Devil suddenly let out a bark and scrambled after a shadow that thumped down from the minstrels’
gallery onto a table below. The two raced across the floor, the tabbycat making a tremendous leap and disappearing into a niche inside the fireplace just an inch ahead of Devil’s nose.
“The ghost,” Jervaulx said.
A bewildered young footman in his shirtsleeves appeared in one of the arched doorways beneath the gallery. The duke looked toward him.
“We dispatch… specters,” he said. When the servant came into the hall, he held out the torch. “Snuff them. The candles… up… the morning.”
The footman took the light and bowed. Jervaulx came to her.
“Thank thee. I was silly. Perhaps—I should go to my room now,” she said.
He took her around the shoulders and started for the stairs that led to his own. The dogs came, running ahead. Maddy thought of the dark gallery and the halls and stairs between her and the dowager duchess’
apartment. She thought of the footsteps. She didn’t believe in ghosts, but in a place like this, it was a fine thing to have two dogs and a large, vigorous and very substantial male striding along the reverberating passages beside her.
Ghosts. Christian rested his arms behind his head, grinning up into the darkness of the dressing room.
Maddygirl—his prim, righteous, practical Maddygirl—was afraid of ghosts. Jervaulx Castle had them, of course. Any number. He’d had to lie extravagantly in reassuring her. His favorite was the staghound that slept before the tremendous hearth in the hall on Christmas Eve. He’d seen it himself, when James was still alive, one cold night after Mass. They’d thought it was a stray got in past the gatehouse, but when they’d called out to it, it had risen, and stretched, and loped away to vanish right through the carved wood of the screens passage. The story—that the dog’s place of honor by the fire had been earned saving the lord’s child from drowning and that the ghost appeared as guardian, a signal that the lady of the castle was soon to produce and safely raise another offspring— he thought the tale overly maudlin for any self-respecting apparition. But it was true that his youngest sibling Katherine had been born that next year, and was still alive and in perfect health at twenty-five—unlike three of his brothers and two sisters not so fortunate. He sighed, thinking of James. And Clair, and Anne, and sweet William Francis. His mother had her reasons for curdling into a religious zealot. Perhaps they should have left a leg of mutton out to entice the ghostly hound to come more often.

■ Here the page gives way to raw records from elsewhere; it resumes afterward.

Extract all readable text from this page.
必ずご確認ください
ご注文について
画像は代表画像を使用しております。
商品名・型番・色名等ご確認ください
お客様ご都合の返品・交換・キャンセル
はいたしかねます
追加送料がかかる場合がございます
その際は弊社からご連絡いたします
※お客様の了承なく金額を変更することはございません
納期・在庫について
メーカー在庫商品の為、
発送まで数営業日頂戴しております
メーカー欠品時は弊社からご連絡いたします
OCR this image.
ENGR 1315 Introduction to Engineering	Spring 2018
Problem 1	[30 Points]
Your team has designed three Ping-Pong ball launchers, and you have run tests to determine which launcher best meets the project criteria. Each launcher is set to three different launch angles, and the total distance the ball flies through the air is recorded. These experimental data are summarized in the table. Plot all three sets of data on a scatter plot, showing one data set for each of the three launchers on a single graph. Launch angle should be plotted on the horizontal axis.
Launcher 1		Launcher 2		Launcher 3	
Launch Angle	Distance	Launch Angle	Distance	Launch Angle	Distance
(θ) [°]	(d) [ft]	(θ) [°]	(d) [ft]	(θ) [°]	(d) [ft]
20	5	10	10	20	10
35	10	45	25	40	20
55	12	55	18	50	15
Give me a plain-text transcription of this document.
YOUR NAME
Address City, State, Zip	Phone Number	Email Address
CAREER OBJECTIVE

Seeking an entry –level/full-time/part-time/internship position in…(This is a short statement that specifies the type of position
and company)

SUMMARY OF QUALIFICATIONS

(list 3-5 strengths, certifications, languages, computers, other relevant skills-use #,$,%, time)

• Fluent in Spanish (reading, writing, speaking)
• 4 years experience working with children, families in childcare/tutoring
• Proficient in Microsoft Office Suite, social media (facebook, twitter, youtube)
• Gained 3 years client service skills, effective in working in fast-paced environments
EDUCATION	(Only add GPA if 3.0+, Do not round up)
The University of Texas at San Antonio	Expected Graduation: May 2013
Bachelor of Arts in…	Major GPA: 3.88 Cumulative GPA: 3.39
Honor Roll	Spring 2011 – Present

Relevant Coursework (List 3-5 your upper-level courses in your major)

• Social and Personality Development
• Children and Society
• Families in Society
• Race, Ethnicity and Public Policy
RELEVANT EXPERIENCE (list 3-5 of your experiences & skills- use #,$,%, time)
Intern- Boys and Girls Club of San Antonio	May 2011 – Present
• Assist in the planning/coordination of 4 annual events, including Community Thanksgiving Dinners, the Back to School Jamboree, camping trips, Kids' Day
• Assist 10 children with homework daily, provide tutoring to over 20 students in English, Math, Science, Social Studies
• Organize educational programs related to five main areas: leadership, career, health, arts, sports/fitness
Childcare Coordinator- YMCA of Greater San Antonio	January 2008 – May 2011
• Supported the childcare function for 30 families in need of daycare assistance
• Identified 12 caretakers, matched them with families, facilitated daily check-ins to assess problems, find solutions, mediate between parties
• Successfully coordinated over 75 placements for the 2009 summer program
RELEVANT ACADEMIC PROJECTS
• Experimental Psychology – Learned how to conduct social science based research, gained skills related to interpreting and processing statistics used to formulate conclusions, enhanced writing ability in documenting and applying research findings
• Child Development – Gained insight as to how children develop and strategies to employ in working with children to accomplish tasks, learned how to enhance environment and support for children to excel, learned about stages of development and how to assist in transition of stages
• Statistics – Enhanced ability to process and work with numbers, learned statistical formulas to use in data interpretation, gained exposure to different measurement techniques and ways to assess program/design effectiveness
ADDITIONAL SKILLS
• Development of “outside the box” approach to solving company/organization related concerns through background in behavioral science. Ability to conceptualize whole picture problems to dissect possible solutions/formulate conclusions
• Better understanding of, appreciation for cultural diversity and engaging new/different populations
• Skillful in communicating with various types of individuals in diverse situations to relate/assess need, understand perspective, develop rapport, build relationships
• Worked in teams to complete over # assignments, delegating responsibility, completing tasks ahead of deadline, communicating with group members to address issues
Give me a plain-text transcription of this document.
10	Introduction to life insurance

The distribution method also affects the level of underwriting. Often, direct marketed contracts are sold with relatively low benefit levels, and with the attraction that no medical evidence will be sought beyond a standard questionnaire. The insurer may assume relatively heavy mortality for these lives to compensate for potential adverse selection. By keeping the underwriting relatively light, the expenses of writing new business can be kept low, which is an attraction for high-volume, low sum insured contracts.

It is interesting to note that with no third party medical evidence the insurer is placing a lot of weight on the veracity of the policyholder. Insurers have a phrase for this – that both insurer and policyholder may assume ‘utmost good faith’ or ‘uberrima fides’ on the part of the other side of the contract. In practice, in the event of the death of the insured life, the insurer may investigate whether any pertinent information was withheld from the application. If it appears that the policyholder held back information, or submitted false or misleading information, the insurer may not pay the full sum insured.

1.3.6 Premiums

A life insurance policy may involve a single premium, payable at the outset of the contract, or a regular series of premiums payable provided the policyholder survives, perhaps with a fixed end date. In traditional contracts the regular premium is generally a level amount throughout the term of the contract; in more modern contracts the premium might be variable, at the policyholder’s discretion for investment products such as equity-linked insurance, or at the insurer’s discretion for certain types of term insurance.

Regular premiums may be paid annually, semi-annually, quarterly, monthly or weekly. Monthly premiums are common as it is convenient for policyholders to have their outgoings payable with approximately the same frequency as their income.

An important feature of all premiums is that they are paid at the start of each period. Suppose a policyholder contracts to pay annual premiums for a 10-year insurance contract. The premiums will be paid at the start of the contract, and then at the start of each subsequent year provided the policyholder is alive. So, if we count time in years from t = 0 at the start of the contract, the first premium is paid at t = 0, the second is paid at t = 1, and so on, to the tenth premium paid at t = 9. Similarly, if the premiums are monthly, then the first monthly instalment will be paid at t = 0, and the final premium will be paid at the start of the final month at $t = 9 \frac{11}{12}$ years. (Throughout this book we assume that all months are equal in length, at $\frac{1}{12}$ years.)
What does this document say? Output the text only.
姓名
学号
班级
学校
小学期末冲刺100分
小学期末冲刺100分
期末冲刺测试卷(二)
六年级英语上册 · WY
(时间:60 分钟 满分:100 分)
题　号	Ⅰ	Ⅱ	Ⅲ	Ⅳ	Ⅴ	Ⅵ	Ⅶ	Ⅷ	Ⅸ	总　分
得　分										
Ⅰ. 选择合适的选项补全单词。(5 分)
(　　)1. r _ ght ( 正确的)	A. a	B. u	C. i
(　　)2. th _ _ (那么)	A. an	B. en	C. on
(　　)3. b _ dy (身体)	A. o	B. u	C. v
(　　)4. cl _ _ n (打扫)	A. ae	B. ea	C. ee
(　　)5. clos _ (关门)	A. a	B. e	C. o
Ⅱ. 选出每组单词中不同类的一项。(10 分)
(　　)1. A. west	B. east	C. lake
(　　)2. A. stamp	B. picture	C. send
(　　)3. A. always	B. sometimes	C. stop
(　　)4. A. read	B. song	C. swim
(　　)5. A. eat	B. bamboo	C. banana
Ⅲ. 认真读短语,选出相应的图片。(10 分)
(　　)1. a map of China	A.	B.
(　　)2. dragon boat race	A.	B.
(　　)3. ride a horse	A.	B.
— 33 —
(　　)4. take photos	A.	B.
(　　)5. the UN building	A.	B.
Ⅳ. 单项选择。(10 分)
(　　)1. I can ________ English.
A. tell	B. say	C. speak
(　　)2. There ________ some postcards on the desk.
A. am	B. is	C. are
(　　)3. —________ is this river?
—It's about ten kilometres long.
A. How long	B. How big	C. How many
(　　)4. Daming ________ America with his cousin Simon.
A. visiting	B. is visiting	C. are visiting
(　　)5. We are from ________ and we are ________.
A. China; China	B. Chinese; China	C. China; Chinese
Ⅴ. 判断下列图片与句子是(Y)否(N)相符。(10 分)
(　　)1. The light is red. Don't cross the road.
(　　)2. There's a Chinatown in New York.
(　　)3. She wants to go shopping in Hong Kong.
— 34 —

He hadn’t told Maddy about the staghound. On his own account, he’d let only one small truth slip—that above the duchess’ bedchamber was the Black Guard’s Walk. He didn’t even have to tell her the story that went with it; he could see that the mere name was enough.
He smiled. She would stay with him from now on.
Maddy snuggled down in the duke’s bed. She was in her chemise, having no gown with her, but still warm and secure. Devil and Cass lay at the foot of the bed, breathing soft occasional sighs.
She did not instantly go to sleep, as comfortable as she was. There were several pillows; she’d shifted around among them until she’d found the one she was certain was Jervaulx’s. She lay on it, breathing in the scent of him.
Somewhere between upright Archimedea Timms and total wanton surrender to fleshly temptation was someone new to her: a person who liked pretty colored dresses, and having her feet rubbed, and kisses.